Quelles aides sociales peuvent financer un EHPAD ?
Les principales aides sont l’APA, les aides au logement (APL ou ALS) et l’ASH. D’autres aides peuvent exister via les caisses de retraite.
Les enfants ont-ils une obligation de contribution ?
Oui, l’obligation alimentaire peut obliger les enfants à contribuer selon leurs ressources. Toutefois, des exceptions existent selon la situation.
Peut-on combiner aides sociales et assurance-vie ?
Oui, il est possible d’utiliser l’épargne personnelle en complément des aides sociales pour financer le séjour.
Que faire si les ressources sont insuffisantes ?

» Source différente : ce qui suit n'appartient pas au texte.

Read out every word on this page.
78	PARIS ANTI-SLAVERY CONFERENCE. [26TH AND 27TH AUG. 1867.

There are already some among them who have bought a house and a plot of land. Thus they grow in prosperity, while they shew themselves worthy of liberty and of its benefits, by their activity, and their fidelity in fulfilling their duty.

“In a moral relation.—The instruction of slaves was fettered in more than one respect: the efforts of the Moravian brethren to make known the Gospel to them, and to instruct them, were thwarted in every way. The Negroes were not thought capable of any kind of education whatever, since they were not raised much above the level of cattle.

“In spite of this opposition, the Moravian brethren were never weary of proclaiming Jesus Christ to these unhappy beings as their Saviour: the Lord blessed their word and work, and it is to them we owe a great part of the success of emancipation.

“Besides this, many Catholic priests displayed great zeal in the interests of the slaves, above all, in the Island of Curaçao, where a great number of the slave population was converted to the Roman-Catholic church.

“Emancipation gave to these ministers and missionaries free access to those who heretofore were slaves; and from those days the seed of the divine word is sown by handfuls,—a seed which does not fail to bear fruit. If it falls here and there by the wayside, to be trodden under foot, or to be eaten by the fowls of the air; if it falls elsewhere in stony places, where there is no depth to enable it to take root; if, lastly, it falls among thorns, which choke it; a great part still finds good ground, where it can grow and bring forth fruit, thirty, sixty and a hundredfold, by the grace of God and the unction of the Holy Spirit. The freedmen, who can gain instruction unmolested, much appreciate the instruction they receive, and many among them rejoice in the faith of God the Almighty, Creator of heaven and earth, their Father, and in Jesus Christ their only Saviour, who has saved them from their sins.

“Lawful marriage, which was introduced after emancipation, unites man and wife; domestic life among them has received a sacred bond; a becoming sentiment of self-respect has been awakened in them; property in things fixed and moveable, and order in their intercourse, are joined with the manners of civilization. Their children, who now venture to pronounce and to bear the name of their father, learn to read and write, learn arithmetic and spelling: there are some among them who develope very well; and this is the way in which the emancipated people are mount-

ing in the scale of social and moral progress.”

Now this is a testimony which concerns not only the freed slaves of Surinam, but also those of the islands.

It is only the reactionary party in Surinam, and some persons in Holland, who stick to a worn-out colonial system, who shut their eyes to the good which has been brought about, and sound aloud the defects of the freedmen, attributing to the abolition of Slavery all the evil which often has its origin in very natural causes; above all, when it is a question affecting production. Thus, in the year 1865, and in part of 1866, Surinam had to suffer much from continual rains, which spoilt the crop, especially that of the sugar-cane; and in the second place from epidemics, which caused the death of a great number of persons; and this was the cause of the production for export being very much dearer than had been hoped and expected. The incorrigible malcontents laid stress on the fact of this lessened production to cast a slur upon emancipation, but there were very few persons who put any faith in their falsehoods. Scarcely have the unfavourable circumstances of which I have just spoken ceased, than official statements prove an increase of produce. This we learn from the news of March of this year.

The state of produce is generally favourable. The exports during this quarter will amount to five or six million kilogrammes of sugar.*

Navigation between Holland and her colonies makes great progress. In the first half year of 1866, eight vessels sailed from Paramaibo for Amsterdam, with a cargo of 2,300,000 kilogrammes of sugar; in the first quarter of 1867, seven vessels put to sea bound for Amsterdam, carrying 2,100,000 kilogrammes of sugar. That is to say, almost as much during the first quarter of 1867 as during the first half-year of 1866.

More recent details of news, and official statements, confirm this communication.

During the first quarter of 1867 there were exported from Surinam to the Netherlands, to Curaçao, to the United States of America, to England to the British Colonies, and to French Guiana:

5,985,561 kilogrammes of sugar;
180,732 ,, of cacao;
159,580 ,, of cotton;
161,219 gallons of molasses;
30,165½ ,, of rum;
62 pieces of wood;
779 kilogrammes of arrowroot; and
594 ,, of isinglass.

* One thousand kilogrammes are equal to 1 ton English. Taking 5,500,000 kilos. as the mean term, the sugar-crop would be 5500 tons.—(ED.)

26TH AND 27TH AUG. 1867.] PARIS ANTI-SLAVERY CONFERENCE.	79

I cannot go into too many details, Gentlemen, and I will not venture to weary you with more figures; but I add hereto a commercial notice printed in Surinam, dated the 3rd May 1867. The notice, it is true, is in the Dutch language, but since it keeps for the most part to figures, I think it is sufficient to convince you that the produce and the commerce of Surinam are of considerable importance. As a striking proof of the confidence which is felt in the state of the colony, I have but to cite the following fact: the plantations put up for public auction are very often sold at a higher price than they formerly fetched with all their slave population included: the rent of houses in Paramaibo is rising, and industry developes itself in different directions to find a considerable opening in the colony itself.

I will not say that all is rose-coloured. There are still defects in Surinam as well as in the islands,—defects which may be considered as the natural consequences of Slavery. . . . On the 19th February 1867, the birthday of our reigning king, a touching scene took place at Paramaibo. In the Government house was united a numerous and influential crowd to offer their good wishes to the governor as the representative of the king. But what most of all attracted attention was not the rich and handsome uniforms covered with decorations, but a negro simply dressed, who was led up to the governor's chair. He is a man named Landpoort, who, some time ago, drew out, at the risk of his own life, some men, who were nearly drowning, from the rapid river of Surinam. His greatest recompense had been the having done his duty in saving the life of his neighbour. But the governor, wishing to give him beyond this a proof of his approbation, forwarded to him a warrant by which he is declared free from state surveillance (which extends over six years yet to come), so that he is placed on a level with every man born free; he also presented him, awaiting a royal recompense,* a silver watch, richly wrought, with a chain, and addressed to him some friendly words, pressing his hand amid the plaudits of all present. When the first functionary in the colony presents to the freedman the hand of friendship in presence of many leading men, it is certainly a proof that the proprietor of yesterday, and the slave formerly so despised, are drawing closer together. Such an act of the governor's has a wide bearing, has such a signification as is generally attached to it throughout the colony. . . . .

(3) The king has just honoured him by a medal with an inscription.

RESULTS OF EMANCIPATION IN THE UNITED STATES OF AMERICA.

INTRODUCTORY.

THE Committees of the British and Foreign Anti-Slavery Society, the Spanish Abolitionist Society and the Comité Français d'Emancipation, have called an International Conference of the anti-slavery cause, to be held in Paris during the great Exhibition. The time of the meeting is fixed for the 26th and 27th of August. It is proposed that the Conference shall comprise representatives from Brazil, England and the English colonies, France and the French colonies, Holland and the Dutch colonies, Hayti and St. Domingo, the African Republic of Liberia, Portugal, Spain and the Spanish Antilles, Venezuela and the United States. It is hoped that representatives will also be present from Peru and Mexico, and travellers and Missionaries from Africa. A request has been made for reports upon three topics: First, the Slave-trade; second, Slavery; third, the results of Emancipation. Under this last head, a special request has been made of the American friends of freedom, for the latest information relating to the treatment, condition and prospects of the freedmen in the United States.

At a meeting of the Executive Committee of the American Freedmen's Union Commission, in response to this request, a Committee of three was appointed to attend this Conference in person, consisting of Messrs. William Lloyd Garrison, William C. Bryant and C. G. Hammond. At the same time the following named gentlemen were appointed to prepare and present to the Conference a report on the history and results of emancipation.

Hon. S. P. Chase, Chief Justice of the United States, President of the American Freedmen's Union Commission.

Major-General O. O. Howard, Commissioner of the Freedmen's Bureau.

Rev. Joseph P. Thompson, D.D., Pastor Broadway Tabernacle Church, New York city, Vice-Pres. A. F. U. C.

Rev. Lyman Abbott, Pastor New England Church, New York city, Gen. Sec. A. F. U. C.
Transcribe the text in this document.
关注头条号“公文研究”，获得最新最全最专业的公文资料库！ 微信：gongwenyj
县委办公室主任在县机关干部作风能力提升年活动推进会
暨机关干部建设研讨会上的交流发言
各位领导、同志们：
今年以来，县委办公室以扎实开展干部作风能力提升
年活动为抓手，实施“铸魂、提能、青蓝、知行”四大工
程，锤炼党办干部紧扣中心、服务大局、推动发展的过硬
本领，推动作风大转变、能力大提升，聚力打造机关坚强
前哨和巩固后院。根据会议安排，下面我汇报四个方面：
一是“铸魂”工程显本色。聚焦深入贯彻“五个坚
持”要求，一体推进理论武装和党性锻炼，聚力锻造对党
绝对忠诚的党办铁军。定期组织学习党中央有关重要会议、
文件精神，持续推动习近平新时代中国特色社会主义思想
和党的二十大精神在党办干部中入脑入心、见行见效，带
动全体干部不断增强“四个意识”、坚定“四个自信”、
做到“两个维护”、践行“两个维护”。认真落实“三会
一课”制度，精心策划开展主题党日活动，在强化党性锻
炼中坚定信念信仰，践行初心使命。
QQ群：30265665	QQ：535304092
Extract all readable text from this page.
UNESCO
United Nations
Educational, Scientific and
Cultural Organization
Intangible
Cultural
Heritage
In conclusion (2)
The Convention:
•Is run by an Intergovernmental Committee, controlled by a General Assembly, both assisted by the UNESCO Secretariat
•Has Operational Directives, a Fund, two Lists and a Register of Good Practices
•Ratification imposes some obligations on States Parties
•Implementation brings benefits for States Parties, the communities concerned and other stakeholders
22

Il est possible de demander l’ASH, de solliciter la famille, de vendre un bien ou encore de demander des aides complémentaires.
Comment monter un dossier pour l’ASH ou l’APA ?
Il faut déposer un dossier auprès du CCAS ou du département avec les justificatifs de ressources, l’avis d’imposition et les documents liés à l’entrée en établissement.
Quelles alternatives existent si l’EHPAD est trop cher ?
Il est possible d’envisager un autre établissement, un accueil temporaire ou des solutions alternatives selon la situation.